The key problem is it’s enormously difficult with infrastructure projects and real-world operational programs to set up the sort of rigorous randomised trials that epidemiologists are accustomed to doing in relation to new drugs. It’s too hard to set up a double blind trial to evaluate the impact of a new rail station or a new fare structure. In most cases built environment and transport researchers have to settle for less conclusive ‘before and after’ and ‘cross-sectional’ studies.
So policy-makers have to be very careful about what they infer from the correlations they see between physical and behavioural variables. This applies to research on topics like obesity, as I’ve previously pointed out here, here, here and here. I’ll look at this issue again shortly, but it’s very likely plausible planning and transport policies can’t really do much about obesity at a social level and would in any event probably be extraordinarily inefficient ways of tackling this serious social issue.

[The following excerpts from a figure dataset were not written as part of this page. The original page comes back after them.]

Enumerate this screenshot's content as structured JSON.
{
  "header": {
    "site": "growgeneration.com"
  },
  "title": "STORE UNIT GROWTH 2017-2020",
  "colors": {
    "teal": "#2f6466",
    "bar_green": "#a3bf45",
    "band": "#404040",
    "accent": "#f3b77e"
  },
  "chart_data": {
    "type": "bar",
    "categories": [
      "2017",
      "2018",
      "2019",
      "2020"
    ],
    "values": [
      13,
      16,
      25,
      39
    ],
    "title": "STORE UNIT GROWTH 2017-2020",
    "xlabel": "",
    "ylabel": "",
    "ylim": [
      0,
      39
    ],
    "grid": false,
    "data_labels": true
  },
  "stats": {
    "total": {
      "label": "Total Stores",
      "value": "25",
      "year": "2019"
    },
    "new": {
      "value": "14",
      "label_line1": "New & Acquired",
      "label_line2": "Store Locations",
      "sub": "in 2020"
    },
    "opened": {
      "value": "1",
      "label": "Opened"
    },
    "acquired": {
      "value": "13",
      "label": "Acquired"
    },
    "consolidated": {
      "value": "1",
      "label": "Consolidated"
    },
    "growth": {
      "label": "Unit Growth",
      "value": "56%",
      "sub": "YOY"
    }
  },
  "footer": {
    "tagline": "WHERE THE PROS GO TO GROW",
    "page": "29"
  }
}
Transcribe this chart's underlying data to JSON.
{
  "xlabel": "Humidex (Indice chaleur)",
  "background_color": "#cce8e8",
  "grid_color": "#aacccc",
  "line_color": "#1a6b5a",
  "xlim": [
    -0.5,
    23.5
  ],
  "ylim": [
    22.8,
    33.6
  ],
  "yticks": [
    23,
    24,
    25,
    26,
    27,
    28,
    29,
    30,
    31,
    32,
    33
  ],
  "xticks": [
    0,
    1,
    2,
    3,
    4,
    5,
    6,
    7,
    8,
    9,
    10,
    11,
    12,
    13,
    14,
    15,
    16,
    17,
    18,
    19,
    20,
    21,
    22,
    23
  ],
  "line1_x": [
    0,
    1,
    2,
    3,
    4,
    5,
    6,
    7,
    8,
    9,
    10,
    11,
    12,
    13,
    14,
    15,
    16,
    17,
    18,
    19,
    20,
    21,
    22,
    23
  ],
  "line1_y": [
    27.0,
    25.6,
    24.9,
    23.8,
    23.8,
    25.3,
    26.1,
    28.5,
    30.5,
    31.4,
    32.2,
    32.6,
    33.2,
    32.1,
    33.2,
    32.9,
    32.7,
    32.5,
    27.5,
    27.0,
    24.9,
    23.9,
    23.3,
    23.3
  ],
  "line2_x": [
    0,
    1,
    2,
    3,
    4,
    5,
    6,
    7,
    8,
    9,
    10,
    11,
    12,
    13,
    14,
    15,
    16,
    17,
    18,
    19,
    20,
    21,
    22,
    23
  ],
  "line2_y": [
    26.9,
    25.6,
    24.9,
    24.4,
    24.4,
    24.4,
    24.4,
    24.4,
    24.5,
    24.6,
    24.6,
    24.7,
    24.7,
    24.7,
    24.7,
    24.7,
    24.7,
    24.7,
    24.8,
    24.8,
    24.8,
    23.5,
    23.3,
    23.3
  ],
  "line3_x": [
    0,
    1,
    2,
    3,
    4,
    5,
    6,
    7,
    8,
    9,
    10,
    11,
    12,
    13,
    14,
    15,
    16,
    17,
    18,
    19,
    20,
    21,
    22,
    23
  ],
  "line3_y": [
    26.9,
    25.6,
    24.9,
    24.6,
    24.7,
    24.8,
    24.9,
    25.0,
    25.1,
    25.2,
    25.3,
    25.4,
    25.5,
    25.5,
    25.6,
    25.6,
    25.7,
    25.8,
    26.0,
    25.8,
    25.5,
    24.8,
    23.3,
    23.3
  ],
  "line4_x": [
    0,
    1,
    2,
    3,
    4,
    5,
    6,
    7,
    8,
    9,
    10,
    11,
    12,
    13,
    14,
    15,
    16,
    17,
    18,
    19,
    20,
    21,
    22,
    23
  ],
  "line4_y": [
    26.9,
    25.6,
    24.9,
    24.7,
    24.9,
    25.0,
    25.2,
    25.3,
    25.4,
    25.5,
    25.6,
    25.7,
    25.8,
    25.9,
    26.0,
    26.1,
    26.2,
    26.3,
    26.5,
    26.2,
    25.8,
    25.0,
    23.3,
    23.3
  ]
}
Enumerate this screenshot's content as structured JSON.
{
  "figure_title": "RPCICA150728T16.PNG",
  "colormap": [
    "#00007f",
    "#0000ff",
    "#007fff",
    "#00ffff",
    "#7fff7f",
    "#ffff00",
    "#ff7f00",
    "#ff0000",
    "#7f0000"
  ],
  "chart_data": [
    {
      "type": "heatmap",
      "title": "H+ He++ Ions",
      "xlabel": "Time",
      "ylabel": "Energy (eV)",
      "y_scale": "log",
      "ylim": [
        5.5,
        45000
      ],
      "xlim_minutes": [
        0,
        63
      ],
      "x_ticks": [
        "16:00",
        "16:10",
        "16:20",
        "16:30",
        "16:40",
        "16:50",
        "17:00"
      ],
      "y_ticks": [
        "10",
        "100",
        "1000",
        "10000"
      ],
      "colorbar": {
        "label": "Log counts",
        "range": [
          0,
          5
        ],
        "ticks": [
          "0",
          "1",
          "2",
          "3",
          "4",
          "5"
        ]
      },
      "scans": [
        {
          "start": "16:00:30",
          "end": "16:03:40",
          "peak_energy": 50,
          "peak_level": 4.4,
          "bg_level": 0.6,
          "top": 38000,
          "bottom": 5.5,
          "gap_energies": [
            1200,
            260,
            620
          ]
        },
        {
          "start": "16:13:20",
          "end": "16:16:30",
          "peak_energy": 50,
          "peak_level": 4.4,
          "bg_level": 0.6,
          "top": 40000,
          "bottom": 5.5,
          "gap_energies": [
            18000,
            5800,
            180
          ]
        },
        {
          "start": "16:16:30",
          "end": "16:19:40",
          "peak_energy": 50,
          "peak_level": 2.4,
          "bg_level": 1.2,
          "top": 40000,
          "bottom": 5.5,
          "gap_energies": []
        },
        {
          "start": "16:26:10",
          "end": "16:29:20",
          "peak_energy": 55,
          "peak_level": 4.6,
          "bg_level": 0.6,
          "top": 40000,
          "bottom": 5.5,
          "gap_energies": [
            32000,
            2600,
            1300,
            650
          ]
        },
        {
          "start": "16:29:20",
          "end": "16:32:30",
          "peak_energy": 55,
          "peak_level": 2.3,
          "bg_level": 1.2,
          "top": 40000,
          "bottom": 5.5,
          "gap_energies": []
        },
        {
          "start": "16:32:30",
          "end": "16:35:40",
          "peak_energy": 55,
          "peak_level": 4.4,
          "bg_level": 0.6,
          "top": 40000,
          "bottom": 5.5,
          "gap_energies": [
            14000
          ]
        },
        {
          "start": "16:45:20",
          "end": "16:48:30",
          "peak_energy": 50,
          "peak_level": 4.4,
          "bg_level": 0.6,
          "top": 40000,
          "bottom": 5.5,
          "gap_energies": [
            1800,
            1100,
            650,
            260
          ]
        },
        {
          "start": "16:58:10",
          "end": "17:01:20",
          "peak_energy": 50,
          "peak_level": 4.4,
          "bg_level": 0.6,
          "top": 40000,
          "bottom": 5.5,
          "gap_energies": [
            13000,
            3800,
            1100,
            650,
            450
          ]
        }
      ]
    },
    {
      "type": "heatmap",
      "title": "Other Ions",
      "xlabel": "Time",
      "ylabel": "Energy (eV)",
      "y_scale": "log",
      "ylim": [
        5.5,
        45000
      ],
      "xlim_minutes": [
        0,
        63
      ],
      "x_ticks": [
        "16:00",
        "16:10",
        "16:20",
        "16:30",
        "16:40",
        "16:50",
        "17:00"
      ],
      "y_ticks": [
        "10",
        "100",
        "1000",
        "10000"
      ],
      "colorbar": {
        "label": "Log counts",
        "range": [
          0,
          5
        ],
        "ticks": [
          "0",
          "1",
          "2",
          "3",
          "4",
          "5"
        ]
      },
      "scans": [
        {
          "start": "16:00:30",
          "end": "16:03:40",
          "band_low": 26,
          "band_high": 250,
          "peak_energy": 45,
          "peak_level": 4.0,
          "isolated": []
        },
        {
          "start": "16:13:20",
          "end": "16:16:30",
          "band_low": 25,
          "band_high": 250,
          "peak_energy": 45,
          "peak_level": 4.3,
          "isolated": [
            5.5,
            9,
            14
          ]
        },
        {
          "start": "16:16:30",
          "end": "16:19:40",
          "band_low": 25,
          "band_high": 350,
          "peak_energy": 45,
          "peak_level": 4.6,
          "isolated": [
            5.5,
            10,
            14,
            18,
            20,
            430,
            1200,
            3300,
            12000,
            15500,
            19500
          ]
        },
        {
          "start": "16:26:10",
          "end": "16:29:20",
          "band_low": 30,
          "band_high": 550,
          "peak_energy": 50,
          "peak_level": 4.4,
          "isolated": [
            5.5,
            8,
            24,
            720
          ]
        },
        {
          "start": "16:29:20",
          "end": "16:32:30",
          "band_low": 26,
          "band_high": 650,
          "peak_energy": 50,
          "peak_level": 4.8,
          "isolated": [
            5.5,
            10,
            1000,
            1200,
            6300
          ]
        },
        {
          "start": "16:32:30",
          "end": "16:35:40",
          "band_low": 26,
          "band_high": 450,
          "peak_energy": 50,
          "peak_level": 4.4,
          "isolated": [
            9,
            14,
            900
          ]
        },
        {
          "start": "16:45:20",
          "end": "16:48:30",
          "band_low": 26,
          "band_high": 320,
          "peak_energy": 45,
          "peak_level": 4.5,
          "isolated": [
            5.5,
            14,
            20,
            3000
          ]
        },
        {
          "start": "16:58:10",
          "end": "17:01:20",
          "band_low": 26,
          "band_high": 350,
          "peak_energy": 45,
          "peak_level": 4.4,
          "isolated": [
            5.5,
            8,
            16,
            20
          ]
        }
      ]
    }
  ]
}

What’s disappointing though is far too many of the interventions the epidemiologists found wanting actually would be suited, albeit with difficulty, to a more rigorous methodology — many of them involve nothing more complex than improved information (not that medical researchers haven’t had a difficult history themselves in introducing more rigorous trials — see, for example, The Emperor of all Maladies, a fascinating account of the development of cancer research). I’ll also look at some of these sorts of small-scale interventions shortly.